On Sunday morning, a drive on a winding mountain road and a turn to the parking lot of the Will Geer Theatricum Botanicum performance center will take you straight to Patrice Winter’s quaint Canyon Bakery. It’s the culmination of decades of homemade, wildly fermented baked goods, the transportation of muffins, bread, and cookies through the canyons and along the Pacific Coast Highway to shops and restaurants in Topanga and Malibu, and the long-standing belief that one day they’d be a shop front of hers would open own.
It took her 12 years to make that happen, and of course, she says, she was rehearsing in the kitchen all the time.
Now, near the theater’s bubbling fountain and a small slope filled with fresh herbs – found in Winters’ cakes, quiches, and other pastries – Canyon Bakery is open to the public. Once a week it becomes a quiet hangout for anyone looking for their naturally leavened bread, pizzas, peach and hazelnut croissants, and hand pies with fruits from the Santa Monica Farmers Market.
“It’s science in a way, but it contains love and emotion. It’s not just a scientific thing, and believe me – I can’t tell you anything about the science of baking, ”said Winter. “I didn’t do chemistry, but I’m intuitive; the dough speaks to me. “
She builds these doughs from heirlooms and locally grown grains that she grinds on site and turns them into fluffy whole-grain cinnamon buns, Shakespeare-shaped cookies (a nod to the regular theater performances), rosemary-scented boules, coconut-sugar florentines and bagels crusted with za’atar. The menu changes every week.

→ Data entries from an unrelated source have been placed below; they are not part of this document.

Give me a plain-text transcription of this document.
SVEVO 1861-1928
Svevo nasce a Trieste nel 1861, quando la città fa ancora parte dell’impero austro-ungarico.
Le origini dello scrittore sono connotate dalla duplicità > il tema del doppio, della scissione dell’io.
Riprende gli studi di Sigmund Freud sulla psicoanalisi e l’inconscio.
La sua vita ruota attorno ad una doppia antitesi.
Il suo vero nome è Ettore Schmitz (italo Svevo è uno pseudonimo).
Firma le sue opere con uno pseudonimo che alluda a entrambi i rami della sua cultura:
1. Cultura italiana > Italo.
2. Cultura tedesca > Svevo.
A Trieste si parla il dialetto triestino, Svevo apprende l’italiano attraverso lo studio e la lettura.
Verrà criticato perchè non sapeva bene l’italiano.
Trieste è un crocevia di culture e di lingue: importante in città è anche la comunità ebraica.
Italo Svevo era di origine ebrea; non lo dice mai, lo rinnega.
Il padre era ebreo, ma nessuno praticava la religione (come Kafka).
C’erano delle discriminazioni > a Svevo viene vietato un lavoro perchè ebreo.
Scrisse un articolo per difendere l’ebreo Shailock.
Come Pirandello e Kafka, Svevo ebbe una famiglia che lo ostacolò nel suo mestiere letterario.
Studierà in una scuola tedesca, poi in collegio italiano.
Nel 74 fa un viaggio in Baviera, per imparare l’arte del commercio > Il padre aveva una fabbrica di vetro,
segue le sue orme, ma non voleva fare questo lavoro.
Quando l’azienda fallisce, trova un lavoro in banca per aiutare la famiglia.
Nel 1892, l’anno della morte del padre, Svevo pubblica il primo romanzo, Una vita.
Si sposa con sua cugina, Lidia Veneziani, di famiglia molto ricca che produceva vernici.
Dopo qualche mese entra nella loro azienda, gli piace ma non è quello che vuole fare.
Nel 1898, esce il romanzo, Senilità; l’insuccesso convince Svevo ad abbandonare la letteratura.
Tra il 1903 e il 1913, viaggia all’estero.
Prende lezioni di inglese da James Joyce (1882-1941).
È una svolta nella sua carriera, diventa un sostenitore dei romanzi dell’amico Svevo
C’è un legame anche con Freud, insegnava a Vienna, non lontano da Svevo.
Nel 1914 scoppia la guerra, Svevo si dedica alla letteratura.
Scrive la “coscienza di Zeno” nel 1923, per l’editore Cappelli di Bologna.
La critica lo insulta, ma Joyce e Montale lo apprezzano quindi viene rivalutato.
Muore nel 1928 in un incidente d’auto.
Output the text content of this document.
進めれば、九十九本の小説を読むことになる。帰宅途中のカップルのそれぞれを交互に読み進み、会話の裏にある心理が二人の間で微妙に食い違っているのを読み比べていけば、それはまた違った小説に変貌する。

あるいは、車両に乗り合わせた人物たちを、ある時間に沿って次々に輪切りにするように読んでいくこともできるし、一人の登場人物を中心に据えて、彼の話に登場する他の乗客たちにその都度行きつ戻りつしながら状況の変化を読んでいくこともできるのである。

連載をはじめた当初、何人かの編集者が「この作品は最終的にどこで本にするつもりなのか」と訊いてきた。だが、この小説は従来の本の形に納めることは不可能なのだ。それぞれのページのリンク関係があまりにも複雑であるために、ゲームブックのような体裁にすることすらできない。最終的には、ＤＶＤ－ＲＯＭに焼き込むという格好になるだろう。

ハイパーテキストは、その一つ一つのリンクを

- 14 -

Patrice Winter in the Canyon Bakery kitchen.
(Mariah Tauger / Los Angeles Times)
The yogi, fitness trainer, and tailor grew up loving cooking thanks to her mother, who started painting Christmas cookies out of a high chair in Lakewood. Winter and her brother then went on to stand on boxes of Coca-Cola to reach the kitchen counter. During the weekly family outings to a Jewish bakery, Winter first became enthusiastic about bread and sweets. When she moved to Los Angeles, she stumbled upon lavish hotel brunches – especially Biltmore’s, where the croissants and other pastries piled high on tables inspired her to focus on baked goods she could make herself. She did it for five decades.
She took a cross-country ride with a friend in the San Fernando Valley. Soon after, winter passed an entrance to Topanga Canyon at night. Fascinated, she came to visit again the next day and then moved there the following week. It wasn’t long before she established her half-century-old sourdough starter, which she named Lady Hawk.
In the early 1970s, after reading about wild fermentation, the baker picked up a few old grapes from the property she was renting – a sprawling estate founded by LA dance hall magnate Fred Solomon – and planted them in a glass of water. The wild yeast, which occurs naturally on the skin of the grapes, forms its starter, which is now used in almost all bakery products.
In 2008, after decades, one of the fitness students, Ellen Geer – the current artistic director – suggested that she use an empty building on the premises for a bakery. The plan was always to open Canyon Bakery to the public, but when Winter thought about business models, she was blown away by her appearances at the farmers’ market and wholesale stores whose deliveries were made by her husband Dave, known in the community as “the muffin”. man. “(He now serves as an accountant and greeter: he tracks Venmo payments, notes orders, greets guests and keeps track of the inventory.)
In 2020, after years of waiting and planning, Winter finally opened Canyon Bakery to the public – five days before LA County’s COVID-19 shutdown in March.
A customer is waiting for his order at Canyon Bakery.
(Mariah Tauger / Los Angeles Times)
She switched to a pickup-only model and called on Instagram that the store would stay open and that anyone could text her directly to get menus or place an order. Winter said she was sending menus to 300 to 400 people a week. (Prices on their menu range from $ 4 to $ 25.)
Since then, her bakery has continued to grow in popularity – it often sells out until 11 a.m. on Sundays – and Winter plans to expand. She adds an espresso machine and wants to remodel the small kitchen to incorporate a shop that displays a baker’s shelf stocked with the day’s fresh pastries and bread, while a cooling section stocks her hibiscus iced teas and other beverages. She envisions shelves of pantry items and jams of her own creation, as well as products from other local manufacturers, with a focus on Topanga Canyon.
After all, Canyon Bakery is as much about Topanga and its community as it is about rustic baked goods. In a way, it’s a love letter to what Winter believes, a very special place that she fell in love with more than 50 years ago. “I said to myself, ‘I’m going to move up there,'” she recalls, “and within a week I moved and never left.”